Admittedly, it is a long shot. But in the arena of promoting big ideas, the longest journey begins with a single step. So it is that we recommend Washington consider a bottle bill requiring a deposit on bottles and cans that is paid for at purchase and redeemed when the empties are returned.
There is nothing new about this. Oregon broke ground on the concept in 1971, and since then, nine other states and most Canadian provinces have adopted the strategy for reducing litter and the wanton discarding of beverage containers along roadsides, on sidewalks, or in parks. While the idea has been long established, a couple recent items have got us thinking about this issue; one is that on Saturday, Oregon’s deposit will go from 5 cents per container to 10 cents — the first increase in the 46-year history of the law; another is that a growing chorus of Clark County residents recently has decried the amount of litter in this area.
Oregon’s bottle bill, championed by then-Gov. Tom McCall, initially was designed as a method for reducing litter.
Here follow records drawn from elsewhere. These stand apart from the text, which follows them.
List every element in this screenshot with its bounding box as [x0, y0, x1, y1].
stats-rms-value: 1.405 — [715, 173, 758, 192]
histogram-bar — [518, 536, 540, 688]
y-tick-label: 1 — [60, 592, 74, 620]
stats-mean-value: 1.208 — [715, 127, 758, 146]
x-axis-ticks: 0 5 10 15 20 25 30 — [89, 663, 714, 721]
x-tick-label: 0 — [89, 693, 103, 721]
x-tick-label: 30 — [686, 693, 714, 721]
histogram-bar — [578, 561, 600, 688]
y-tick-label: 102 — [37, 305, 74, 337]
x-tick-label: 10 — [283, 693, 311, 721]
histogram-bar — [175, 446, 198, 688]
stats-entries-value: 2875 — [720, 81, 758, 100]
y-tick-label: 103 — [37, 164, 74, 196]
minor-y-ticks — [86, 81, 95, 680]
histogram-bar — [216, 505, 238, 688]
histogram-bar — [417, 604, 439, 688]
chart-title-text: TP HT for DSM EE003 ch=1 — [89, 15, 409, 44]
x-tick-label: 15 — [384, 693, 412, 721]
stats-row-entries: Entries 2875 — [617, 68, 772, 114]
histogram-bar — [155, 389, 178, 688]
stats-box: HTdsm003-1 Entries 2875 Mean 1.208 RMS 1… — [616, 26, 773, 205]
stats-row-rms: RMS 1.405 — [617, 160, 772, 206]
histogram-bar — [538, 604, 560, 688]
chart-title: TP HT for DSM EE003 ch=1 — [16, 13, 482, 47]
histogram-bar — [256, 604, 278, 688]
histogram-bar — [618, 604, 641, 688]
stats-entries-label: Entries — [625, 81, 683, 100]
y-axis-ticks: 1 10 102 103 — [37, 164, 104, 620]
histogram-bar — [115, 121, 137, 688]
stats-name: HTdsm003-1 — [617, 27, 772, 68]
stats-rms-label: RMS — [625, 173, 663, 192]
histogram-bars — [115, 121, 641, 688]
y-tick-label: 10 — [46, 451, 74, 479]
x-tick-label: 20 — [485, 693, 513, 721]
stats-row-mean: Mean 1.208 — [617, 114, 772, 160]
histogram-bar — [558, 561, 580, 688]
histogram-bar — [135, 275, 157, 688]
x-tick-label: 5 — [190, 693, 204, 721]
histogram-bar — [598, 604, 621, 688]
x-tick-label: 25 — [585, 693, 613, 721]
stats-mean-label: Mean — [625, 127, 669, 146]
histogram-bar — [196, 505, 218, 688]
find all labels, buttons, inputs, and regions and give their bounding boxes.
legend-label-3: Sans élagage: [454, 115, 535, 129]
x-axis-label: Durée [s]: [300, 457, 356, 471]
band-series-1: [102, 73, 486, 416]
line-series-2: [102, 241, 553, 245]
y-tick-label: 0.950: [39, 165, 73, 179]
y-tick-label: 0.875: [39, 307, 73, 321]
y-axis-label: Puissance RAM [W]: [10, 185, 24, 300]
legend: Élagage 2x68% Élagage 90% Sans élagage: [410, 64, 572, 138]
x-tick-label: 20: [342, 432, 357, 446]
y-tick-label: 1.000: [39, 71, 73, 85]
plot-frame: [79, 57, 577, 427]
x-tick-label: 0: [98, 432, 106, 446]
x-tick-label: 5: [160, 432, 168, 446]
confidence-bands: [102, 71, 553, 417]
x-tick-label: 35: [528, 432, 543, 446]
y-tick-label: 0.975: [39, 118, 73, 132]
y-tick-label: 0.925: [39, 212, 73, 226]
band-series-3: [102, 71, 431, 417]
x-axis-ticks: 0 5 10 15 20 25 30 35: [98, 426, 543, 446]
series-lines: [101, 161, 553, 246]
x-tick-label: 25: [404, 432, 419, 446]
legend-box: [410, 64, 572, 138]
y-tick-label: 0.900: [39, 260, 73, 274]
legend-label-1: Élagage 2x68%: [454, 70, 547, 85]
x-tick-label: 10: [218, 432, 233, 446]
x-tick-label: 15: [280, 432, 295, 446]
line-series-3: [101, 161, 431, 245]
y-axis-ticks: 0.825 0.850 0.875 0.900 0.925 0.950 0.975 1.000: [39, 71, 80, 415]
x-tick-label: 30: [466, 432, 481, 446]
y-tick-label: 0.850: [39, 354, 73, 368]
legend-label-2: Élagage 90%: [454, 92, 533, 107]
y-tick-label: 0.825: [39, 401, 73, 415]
If cans are worth money, the thinking goes, those cans are likely to find their way to a redemption center instead of winding up along the road. Various studies over the years have demonstrated that states with a bottle bill do, indeed, have less litter from beverage containers and less litter as a whole than states that do not require a deposit. When the Oregon Legislature debated the future of its law in 2011, state Sen. Mark Haas said, “When our children live with this kind of ethic, it makes them better people. It’s a symbol of what it means to be an Oregonian.”
Although that assessment might contain a bit of hyperbole, it is somewhat surprising that Washington — a state with a similar ethic — did not jump on the bottle bill train a generation ago.